Her return happens Wednesday at Nancy O's, and she comes with new gifts - a set of fresh songs on her recently-released album In Between Goodbyes. She is blowing in on a wind of comparisons to Jewel and fellow Calgarian Jann Arden.
"My music tends to come from introspection. I do a lot of contemplating," she said, and she has a lot to think about with all the experiences she's gone through on her way to this album. She grew up in a staunchly conservative Alberta agriculture family, but became a vegetarian. She got a degree in commerce, but acted on an urge to feed her brain less tangible material than numbers and formulas and systems. So she booked a flight to India, and set off a fuse that's been burning in her life ever since.
"The whole goal of that trip was not set in stone, it was just taking space and checking into what my soul wanted instead of what my brain wanted to do," she said.
She discovered a passion for yoga and for music. She had always been an amateur singer, but at 26 years of age she picked up the guitar too. "Every week I went to open mic to be in front of people and build my skill set. Vocally I've been singing since I was a pup, but only in the last year have I truly felt like I'm a musician."

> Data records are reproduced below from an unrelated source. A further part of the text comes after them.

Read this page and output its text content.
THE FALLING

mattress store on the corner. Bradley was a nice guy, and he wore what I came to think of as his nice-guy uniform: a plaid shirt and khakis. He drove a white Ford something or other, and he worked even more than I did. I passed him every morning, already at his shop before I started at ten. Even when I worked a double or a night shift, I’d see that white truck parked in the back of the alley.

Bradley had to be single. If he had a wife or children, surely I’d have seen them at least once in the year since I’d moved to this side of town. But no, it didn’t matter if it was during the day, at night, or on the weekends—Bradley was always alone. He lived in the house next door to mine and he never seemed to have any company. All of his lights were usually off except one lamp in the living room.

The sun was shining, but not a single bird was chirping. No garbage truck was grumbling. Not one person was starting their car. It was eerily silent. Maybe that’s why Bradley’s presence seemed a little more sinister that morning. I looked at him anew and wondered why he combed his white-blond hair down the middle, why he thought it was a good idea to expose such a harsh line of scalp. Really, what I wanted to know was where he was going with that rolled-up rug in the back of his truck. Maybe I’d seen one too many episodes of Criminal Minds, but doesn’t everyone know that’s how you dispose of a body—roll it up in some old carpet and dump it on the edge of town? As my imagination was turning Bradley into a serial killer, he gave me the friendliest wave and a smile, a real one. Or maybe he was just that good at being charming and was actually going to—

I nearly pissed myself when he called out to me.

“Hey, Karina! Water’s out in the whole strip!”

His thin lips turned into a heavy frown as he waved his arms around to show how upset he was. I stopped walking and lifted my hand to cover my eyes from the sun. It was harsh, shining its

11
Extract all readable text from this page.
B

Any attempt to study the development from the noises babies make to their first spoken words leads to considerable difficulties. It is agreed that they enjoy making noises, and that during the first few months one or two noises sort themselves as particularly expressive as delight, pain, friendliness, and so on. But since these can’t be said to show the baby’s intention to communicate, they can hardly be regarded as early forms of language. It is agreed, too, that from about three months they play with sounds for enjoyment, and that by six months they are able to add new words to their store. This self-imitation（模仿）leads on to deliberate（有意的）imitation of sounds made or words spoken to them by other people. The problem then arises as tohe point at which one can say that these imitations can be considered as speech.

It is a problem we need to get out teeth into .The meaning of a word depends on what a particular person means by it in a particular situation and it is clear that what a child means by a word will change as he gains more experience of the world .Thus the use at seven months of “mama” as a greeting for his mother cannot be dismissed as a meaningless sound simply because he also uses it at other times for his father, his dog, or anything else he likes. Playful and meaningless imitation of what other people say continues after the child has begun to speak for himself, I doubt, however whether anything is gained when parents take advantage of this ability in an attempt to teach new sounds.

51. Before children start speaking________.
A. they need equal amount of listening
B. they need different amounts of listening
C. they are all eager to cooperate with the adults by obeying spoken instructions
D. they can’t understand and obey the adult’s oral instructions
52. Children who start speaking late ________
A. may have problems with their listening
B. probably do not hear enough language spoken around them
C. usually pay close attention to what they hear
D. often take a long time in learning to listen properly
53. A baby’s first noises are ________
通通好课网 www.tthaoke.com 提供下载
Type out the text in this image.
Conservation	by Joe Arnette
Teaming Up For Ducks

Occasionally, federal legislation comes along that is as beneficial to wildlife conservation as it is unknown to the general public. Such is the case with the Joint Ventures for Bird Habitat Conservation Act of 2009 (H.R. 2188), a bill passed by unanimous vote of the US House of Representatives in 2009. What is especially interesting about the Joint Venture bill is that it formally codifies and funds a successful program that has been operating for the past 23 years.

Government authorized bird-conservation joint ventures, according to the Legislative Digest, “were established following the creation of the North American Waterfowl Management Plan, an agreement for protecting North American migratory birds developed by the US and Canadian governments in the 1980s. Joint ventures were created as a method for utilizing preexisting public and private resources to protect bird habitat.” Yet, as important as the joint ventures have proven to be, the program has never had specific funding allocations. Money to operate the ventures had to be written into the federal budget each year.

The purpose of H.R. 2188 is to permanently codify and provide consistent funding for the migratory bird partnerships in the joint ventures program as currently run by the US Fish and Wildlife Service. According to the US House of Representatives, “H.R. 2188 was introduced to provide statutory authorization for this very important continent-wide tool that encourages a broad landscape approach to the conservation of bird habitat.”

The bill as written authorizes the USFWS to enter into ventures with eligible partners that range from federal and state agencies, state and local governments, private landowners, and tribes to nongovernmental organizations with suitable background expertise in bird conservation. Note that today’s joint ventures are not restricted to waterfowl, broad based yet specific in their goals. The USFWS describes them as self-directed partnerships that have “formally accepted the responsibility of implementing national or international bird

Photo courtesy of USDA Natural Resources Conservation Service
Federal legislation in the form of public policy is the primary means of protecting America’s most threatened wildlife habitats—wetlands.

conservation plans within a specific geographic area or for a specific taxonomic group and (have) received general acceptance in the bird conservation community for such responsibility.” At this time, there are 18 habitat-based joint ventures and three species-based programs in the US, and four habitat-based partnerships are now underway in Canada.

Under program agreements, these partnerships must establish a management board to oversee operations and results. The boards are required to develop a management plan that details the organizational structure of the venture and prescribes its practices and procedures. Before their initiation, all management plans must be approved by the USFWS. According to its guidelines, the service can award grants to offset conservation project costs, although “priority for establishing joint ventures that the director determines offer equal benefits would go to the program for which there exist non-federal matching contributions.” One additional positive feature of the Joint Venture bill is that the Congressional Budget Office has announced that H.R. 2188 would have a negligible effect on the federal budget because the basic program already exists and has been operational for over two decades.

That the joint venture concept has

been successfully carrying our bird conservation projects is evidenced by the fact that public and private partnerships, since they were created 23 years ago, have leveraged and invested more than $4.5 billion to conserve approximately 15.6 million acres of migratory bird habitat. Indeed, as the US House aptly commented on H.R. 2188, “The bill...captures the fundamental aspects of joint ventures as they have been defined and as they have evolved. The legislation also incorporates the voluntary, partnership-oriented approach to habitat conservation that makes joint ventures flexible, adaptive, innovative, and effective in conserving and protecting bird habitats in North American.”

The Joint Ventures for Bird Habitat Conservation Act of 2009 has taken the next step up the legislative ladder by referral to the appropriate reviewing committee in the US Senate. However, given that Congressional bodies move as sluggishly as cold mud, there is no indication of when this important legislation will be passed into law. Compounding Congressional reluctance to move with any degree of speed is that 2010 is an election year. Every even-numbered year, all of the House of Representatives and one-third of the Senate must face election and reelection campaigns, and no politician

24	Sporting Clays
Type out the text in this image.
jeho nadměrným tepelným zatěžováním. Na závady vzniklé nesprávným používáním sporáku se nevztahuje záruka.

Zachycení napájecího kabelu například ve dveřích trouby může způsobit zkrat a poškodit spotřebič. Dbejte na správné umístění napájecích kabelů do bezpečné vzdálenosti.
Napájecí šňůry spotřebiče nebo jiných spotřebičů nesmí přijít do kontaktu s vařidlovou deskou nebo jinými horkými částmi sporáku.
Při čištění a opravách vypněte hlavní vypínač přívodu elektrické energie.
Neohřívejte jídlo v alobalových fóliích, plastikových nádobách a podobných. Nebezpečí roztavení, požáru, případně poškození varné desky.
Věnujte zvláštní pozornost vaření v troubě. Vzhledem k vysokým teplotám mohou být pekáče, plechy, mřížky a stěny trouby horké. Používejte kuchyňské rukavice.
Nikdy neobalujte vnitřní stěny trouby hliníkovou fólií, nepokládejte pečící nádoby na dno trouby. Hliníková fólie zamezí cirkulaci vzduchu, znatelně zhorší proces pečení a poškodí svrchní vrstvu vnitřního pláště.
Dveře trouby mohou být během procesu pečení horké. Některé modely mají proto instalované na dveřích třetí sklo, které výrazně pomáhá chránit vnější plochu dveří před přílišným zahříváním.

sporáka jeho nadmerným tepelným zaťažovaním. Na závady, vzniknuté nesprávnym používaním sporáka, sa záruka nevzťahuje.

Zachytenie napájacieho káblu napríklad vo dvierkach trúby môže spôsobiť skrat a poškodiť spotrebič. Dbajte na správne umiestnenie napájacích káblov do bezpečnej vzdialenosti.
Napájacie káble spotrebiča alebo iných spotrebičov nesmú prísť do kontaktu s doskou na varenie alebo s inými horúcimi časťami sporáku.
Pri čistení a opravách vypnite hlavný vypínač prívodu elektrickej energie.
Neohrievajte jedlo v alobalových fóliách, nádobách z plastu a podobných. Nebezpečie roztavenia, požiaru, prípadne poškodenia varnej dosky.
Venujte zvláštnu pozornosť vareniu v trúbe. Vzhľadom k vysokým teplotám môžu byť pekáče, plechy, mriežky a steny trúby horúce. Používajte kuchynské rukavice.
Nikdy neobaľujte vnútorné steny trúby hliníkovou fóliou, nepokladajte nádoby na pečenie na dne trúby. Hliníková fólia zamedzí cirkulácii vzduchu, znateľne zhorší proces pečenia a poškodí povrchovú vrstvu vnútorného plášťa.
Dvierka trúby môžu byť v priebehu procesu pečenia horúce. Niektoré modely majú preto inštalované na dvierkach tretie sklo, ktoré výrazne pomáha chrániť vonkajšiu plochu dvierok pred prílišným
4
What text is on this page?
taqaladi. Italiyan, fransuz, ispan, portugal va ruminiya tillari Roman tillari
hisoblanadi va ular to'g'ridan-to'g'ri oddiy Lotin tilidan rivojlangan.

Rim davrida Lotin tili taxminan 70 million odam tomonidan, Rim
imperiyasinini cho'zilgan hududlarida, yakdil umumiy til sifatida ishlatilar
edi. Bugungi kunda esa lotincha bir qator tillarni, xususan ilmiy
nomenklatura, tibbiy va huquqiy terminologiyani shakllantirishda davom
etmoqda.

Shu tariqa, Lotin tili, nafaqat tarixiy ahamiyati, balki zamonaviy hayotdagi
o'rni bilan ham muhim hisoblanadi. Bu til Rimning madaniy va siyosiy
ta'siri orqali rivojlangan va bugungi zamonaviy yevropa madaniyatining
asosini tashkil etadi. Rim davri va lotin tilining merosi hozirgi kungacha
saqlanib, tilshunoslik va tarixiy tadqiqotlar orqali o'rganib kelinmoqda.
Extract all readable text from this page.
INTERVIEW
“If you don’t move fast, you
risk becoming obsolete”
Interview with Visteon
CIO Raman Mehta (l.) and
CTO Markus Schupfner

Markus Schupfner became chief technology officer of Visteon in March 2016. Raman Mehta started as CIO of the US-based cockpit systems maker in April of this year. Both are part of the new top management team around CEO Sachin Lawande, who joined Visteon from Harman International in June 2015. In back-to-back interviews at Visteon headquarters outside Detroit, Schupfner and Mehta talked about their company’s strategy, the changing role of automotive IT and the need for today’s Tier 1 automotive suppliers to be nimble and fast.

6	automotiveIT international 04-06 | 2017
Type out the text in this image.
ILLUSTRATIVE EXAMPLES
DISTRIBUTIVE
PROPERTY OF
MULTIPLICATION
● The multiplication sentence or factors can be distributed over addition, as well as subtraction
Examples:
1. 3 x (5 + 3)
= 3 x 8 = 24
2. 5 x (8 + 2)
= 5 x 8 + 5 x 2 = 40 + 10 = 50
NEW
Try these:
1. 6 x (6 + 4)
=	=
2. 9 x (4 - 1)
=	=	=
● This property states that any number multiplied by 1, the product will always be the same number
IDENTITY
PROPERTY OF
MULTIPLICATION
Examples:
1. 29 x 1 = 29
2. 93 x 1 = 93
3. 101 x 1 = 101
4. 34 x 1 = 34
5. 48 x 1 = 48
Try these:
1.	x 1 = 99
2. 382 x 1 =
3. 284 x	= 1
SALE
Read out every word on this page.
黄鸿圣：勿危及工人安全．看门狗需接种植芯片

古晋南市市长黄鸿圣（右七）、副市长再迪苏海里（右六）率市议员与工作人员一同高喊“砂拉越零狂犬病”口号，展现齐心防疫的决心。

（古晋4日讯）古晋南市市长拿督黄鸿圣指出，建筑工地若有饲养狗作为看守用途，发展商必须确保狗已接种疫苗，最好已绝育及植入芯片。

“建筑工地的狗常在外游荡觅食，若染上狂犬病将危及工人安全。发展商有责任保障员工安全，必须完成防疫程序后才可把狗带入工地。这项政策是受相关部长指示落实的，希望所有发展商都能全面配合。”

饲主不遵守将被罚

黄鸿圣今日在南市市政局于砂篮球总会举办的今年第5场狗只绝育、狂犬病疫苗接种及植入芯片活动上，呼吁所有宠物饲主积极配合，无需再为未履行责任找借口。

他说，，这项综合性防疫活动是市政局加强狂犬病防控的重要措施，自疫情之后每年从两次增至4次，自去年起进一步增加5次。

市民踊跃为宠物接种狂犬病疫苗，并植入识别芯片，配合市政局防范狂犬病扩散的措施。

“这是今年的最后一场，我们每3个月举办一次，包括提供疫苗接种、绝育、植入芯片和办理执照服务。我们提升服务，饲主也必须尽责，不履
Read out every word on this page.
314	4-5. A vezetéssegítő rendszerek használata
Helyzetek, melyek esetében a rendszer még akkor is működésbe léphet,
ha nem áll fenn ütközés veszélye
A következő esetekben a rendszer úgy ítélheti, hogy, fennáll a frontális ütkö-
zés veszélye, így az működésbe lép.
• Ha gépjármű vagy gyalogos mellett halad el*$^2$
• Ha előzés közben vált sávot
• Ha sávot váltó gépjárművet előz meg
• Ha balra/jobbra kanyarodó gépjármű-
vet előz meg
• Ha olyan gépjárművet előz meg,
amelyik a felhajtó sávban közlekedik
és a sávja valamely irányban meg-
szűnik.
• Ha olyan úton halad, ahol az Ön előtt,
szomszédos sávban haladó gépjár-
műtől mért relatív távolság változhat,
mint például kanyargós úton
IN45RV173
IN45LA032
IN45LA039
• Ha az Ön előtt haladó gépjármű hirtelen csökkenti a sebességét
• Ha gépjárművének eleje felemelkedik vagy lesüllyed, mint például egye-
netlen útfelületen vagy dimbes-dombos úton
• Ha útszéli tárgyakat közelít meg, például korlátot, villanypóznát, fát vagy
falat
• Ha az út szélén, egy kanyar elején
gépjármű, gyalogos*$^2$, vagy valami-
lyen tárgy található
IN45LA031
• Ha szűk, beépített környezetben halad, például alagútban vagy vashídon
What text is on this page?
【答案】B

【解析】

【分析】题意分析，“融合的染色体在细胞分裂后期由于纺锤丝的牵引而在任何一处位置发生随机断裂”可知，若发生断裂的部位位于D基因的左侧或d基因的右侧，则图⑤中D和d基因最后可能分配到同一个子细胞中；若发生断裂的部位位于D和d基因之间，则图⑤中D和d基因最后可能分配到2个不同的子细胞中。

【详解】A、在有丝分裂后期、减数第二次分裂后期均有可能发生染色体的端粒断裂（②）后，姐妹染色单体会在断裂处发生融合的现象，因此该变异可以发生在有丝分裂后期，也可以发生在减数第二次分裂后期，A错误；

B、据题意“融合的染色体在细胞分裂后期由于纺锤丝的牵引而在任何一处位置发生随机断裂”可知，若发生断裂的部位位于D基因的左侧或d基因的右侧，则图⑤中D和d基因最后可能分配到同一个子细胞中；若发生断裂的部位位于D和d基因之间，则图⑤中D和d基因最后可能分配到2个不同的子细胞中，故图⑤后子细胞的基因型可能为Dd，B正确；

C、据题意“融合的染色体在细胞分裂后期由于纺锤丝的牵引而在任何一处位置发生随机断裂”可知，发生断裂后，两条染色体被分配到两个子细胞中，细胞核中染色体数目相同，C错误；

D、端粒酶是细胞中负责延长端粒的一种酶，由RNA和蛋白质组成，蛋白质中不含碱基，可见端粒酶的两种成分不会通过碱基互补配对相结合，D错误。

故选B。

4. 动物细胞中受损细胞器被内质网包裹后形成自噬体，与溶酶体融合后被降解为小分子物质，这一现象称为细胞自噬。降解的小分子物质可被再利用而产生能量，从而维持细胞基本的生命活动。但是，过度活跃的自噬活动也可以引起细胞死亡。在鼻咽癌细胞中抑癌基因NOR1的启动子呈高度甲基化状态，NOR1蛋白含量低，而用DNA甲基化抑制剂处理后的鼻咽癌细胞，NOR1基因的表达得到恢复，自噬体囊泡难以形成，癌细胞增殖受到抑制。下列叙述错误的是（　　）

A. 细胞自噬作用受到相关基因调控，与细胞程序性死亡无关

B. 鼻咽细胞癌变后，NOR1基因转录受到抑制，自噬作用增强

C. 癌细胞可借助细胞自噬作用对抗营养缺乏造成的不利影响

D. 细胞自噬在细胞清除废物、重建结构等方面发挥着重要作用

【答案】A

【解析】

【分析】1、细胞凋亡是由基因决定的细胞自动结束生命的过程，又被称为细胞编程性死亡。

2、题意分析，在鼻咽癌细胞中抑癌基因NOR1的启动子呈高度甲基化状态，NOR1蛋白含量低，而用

All the while she was learning the guitar, she was also learning the finer points of yoga, to the point she is now an active teacher. Frequently she will combine music inside a yoga studio, often invited in for ultra acoustic yoga concerts at studios on her tour routes.
"It is a creatively charged place to play and it is, like freeeekin' fun," she said "In those spaces you get to do things you don't get to do in regular song-writing."
She calls the two sides of her career the two sides of her coin. She flips constantly between the two, but they have the same value for her. She also likes to journal, so her river of consciousness is getting out somehow into words she can express later in physical movement and the sounds of song.
"I tell stories but they are very personal," she explained. "I am very contemplative, I lean towards the melancholy, and I tend to go deep into stuff. When you tap into the place where its super honest, that's where it's going to be relatable to other people."